Edit: a few more early papers, also part of the discussion. Remember, that summary statement is a gloss of the field using allele diversity methods. There might be other papers I’m not remembering at the moment too, but these at least give a sampling.

http://www.pnas.org/content/96/6/3320.abstract

https://www.ncbi.nlm.nih.gov/pmc/articles/PMC1712470/

tallen_1 · November 18, 2017, 5:53pm

Dennis,

As a non-specialist here, I’m doing my best to follow along. But I’m hoping you can clear things up.

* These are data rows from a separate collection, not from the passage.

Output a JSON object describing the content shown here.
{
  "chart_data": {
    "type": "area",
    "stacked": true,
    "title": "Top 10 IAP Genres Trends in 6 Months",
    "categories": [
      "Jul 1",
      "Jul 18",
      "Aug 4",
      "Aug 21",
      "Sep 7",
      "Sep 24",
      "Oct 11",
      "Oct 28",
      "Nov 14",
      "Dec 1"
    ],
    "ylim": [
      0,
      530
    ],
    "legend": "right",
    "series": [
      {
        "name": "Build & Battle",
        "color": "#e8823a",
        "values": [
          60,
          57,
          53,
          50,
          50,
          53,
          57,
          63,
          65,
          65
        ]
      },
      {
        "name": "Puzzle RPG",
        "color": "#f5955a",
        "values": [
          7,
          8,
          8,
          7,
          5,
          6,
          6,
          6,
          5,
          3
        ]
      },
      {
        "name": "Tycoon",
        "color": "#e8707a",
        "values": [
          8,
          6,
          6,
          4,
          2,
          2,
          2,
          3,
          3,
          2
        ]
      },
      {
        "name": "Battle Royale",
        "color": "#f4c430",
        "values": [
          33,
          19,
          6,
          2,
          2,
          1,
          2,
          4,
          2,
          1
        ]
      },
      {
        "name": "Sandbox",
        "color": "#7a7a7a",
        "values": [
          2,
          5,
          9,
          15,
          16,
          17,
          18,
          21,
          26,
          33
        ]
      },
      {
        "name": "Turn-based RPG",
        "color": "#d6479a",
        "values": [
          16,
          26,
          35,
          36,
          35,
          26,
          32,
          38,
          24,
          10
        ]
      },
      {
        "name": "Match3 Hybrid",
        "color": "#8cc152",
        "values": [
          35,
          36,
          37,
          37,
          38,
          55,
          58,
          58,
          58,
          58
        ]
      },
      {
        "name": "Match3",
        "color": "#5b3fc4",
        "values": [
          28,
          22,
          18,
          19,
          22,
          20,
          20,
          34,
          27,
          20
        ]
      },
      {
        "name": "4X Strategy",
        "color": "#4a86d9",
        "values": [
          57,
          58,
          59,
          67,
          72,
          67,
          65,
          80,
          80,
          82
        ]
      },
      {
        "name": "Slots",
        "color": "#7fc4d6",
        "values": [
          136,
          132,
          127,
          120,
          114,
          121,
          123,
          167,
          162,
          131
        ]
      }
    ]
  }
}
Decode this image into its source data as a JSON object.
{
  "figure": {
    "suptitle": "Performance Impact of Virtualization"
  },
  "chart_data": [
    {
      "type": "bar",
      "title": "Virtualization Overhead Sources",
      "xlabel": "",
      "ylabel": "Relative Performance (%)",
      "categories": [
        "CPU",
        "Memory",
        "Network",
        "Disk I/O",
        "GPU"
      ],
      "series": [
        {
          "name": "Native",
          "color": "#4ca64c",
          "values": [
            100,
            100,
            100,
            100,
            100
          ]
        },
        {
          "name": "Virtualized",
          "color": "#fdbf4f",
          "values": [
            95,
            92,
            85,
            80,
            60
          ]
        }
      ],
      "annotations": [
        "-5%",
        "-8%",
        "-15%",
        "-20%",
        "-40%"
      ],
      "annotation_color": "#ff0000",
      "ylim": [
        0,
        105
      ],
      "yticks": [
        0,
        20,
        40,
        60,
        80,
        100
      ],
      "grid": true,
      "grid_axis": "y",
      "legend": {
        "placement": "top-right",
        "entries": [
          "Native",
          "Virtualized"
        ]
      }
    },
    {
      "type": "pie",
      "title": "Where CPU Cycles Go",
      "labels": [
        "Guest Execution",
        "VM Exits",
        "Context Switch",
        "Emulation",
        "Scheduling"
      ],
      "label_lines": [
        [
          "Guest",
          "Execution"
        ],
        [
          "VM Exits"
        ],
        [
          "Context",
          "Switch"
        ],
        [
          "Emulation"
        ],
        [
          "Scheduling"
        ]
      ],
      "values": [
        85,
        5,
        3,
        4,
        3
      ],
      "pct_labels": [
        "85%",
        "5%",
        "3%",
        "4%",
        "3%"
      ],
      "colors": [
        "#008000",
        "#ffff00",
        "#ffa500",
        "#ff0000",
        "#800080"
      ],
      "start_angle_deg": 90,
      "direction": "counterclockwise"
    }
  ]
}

In my response to Richard above, I noted you seem to provide three distinct methods to estimate a minimal bottleneck size in human population over the past (presumably) hundreds of thousands of years. With one of them being independent of mutation rate. And all three converging on the same result. In the back-and-forth on this thread, I’m having a difficult time separating evidence and claims presented into these three methods. It seems to muddle together a bit. Again, as a non-specialist. I’m also struggling to gain clarity on how some of the studies tossed around here connects to the distinct methods you discussed in your book, and whether they explicitly back up your claims for at least the latter two methods or if there is some chain of inference and extrapolation that distances us somewhat from the authors’ conclusions in those studies. And perhaps better understand exactly how you intended all of that to come out. Again as a non-specialist. So I’m doing my absolute best here, but am hoping for some help. I presume most other readers with passing familiarity with the material, but no professional expertise, may find themselves in a similar quandary. Looking forward to your thoughts. Thanks Dennis!